Wednesday, September 17, 2008

thoughts from a picnic table, part 1

The Cure drifts through my headphones - yes, I'm still overdosing on nostalgia - as I sit on an old picnic table behind the Monmouth Theater. Our run through has begun and I'm out here whiling away the time until intermission, when I'll finally put on eye liner and get into costume. No need before then. Plus, I'll be in the way otherwise.

The worst of the power outage is over, though I still know people without. I'd like to think I could go days without power, but in truth I'd go stir crazy. I'm too dependent on my electronic luxuries now. Maybe if I weaned myself off them I could do it, but cold turkey would be too painful. OK, not painful. Uncomfortable. Inconvenient.

Look, I'm out here on a balmy September night, listening to "When Love Comes to Town" and waiting for my nightly cell phone alarm to remind me it's time to go to Compline. I can't even allow myself to sit and listen to the sounds of this almost autumn night. Of course, the smells wafting across are another matter entirely. They sure do smoke a lot of weed down here in Newport. Only way to survive such a hell-hole.

Sorry. Guess I'm still a bit bitter.

Cowboy Junkies are singing "I'm So Lonesome I Could Die." Fits the feeling of the evening better than the revving engines and slamming doors around me. Not because of the lyrics - can't say I'm feeling lonesome at this particular moment. But the soft melancholy feels like autumn. The morning air the past couple days caused a rush of memories, those inextricably tied to the season. Marching bands and harvest moons, fall plays and rustling leaves, love letters and inverted sunsets, whispered rendezvous and river trails. I love the change of the air - crisper, cooler, the last drops of humidity wrung out. The calendar won't know autumn for another five days, but for the atmosphere and my heart, it's already here.
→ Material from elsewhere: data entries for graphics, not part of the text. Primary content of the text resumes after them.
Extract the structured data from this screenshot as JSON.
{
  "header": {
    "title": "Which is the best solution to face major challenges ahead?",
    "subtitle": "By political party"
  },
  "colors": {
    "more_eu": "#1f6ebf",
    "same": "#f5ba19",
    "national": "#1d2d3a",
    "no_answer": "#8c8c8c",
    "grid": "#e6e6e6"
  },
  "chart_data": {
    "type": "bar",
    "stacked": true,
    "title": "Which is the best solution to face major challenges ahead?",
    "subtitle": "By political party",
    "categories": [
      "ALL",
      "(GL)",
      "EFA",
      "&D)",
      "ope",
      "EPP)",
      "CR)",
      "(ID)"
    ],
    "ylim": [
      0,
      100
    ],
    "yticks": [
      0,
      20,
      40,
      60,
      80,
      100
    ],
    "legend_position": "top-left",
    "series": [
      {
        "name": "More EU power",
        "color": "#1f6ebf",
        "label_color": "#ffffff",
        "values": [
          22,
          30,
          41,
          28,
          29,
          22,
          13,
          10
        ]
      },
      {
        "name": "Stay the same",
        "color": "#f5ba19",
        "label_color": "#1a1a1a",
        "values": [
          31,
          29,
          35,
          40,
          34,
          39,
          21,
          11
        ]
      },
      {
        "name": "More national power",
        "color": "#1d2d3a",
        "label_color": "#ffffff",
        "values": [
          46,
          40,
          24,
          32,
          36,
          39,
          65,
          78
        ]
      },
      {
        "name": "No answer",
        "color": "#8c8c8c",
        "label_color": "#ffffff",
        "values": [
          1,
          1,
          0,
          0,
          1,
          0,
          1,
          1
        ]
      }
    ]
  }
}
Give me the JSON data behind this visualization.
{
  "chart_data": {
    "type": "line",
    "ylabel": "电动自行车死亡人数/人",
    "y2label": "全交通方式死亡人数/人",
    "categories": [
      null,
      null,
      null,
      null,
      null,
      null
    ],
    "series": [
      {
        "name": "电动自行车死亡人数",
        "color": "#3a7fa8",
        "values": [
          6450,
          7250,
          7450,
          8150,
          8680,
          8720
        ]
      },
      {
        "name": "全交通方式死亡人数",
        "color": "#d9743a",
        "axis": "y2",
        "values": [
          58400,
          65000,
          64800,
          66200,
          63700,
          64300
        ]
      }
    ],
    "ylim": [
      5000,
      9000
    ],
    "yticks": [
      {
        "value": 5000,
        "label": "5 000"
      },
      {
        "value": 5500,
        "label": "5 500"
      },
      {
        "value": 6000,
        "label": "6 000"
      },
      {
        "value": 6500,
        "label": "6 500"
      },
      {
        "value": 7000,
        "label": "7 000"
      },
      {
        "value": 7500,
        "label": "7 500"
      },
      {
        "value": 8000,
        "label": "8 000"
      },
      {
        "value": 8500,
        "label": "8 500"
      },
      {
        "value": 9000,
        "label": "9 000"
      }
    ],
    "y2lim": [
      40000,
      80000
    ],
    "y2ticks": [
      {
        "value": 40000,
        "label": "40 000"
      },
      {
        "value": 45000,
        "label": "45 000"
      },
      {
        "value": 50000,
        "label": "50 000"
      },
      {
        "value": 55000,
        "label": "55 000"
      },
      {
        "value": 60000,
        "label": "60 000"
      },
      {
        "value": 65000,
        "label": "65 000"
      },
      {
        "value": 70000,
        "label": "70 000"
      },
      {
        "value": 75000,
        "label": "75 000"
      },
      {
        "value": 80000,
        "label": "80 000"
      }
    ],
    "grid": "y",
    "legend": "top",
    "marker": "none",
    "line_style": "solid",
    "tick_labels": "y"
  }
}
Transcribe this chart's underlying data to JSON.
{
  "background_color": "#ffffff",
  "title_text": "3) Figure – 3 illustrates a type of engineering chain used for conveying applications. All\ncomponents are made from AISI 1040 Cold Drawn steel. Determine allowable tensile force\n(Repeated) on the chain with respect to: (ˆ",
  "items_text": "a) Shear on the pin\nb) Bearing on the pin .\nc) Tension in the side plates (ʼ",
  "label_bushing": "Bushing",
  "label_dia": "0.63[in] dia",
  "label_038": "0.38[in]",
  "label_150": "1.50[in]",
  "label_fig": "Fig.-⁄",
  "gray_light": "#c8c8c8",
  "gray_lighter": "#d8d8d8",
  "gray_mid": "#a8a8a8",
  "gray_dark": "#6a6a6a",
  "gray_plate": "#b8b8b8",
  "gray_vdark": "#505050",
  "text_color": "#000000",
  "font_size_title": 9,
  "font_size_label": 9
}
Expectations. It's what I'm speaking on this Sunday. The brilliance of the lectionary shines this week - every passage tells the tale of thwarted expectations. Israelites wishing they'd stayed in Egypt, Jonah watching God forgive the Ninevites, the workers in the vineyard all getting paid the same. How dangerous our expectations can be, blinding us to the love and grace of God because it doesn't fit into our picture of what should be. What we want to be. What we wish. Hope. Expect. Æ

1 comment:

Anonymous said...

How dangerous our expectations can be when they reflect old habits, old stories we've told ourselves instead of expecting anything, all that's possible... or even just one new possibility.